I meme “evil” che rovesciano modi di dire e frasi tipiche di personaggi famosi per farli diventare il contrario di sé stessi, sono la moda del momento. Si prende la foto di un personaggio che può essere un attore, un cantante, un politico o chiunque altro, la si cambia al negativo e la si colloca tra due scritte: in alto la parola “Evil” seguita dal nome del personaggio, poi l’espressione “be like” e infine la loro frase nota rovesciata di senso. In questo modo Mike Bongiorno dirà “tristezza” invece di “allegria” e Martin Luther King comparirà con la scritta “I have a nightmare” (io ho un incubo) invece di “I have a dream” (io ho un sogno); la barca di Orietta Berti “affonderà” invece di “andare” e Nonno Libero di Lino Banfi esclamerà “una parola è più che sufficiente” al posto di “una parola è poca e due sono troppe”.



L’esplodere di questo fenomeno in prossimità di Halloween ha scatenato i soliti tormentoni che alludono al satanismo. Non mi sembra il problema più importante. Il satanismo tra i giovani è, in Italia, una realtà terribile e diffusa ma purtroppo non ha niente a che vedere con i meme e le maschere di Carnevale. Se bastasse così poco il problema sarebbe già risolto. Le riflessioni devono piuttosto muoversi su un altro ordine di considerazioni.



Il “carnevale” che rovescia le regole della società – come il meme che rovescia al negativo le frasi dei personaggi – è un momento divertente perché, appunto, è un momento e uno solo: semel in anno licet insanire (una volta all’anno è lecito impazzire) dicevano i latini. Ed è così perché, paradossalmente, quel momento di svago serviva per mantenere le regole e la compattezza morale e sociale della comunità umana. Il rischio del meme “evil” invece non è tanto quello della deriva luciferina, ma che il paradosso diventi normalità, il rovesciamento della regola qualcosa di scontato e normale invece di essere un momento comico e liberante rispetto a personaggi “sempre a posto”, sempre giusti.



Se il momento del rovesciamento diventasse la realtà abituale, vorrebbe dire abituarsi a vedere le persone come mostri, disumanizzate, private dei loro tratti umani e distintivi. Vorrebbe dire abituarsi a guardarle il contrario di come appaiono, cioè, dal negativo di una fotografia. Il vero pericolo perciò è quello strutturale al web e in particolare ai social: la diffusione e l’amplificazione di un messaggio che senza alcun controllo può diventare rischioso perché provoca assuefazione a ciò che è strano facendolo diventare normale e divertente. 

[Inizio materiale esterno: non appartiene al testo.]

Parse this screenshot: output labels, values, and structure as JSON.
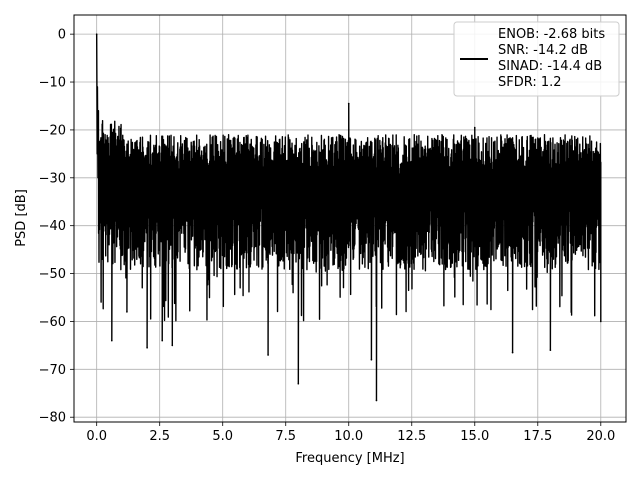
{
  "chart_data": {
    "type": "line",
    "xlabel": "Frequency [MHz]",
    "ylabel": "PSD [dB]",
    "xlim": [
      -0.9,
      21
    ],
    "ylim": [
      -81,
      4
    ],
    "xticks": [
      0.0,
      2.5,
      5.0,
      7.5,
      10.0,
      12.5,
      15.0,
      17.5,
      20.0
    ],
    "xtick_labels": [
      "0.0",
      "2.5",
      "5.0",
      "7.5",
      "10.0",
      "12.5",
      "15.0",
      "17.5",
      "20.0"
    ],
    "yticks": [
      0,
      -10,
      -20,
      -30,
      -40,
      -50,
      -60,
      -70,
      -80
    ],
    "ytick_labels": [
      "0",
      "−10",
      "−20",
      "−30",
      "−40",
      "−50",
      "−60",
      "−70",
      "−80"
    ],
    "grid": true,
    "legend_position": "upper right",
    "legend": [
      "ENOB: -2.68 bits",
      "SNR: -14.2 dB",
      "SINAD: -14.4 dB",
      "SFDR: 1.2"
    ],
    "series": [
      {
        "color": "#000000",
        "peak": {
          "x": 0.0,
          "y": 0
        },
        "spurs": [
          {
            "x": 10.0,
            "y": -14.5
          },
          {
            "x": 15.0,
            "y": -19.5
          }
        ],
        "deep_nulls": [
          {
            "x": 0.6,
            "y": -64
          },
          {
            "x": 1.2,
            "y": -58
          },
          {
            "x": 2.0,
            "y": -65.5
          },
          {
            "x": 2.6,
            "y": -64
          },
          {
            "x": 3.0,
            "y": -65
          },
          {
            "x": 6.8,
            "y": -67
          },
          {
            "x": 8.0,
            "y": -73
          },
          {
            "x": 10.9,
            "y": -68
          },
          {
            "x": 11.1,
            "y": -76.5
          },
          {
            "x": 16.5,
            "y": -66.5
          },
          {
            "x": 18.0,
            "y": -66
          },
          {
            "x": 20.0,
            "y": -60
          }
        ],
        "upper_envelope_db": -21,
        "lower_envelope_db": -45,
        "noise_floor_mean_db": -31,
        "x_range": [
          0,
          20
        ]
      }
    ]
  }
}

A questo problema non esiste una soluzione tecnologica. Esiste solo la possibilità della vicinanza ai giovani da parte di adulti, amici o genitori che siano. Solo un’amicizia che riporti alla realtà può aiutare a giudicare lo scherzo per quello che è: una burla che permette di tornare alla verità della vita con un punto di vista più ricco e consapevole.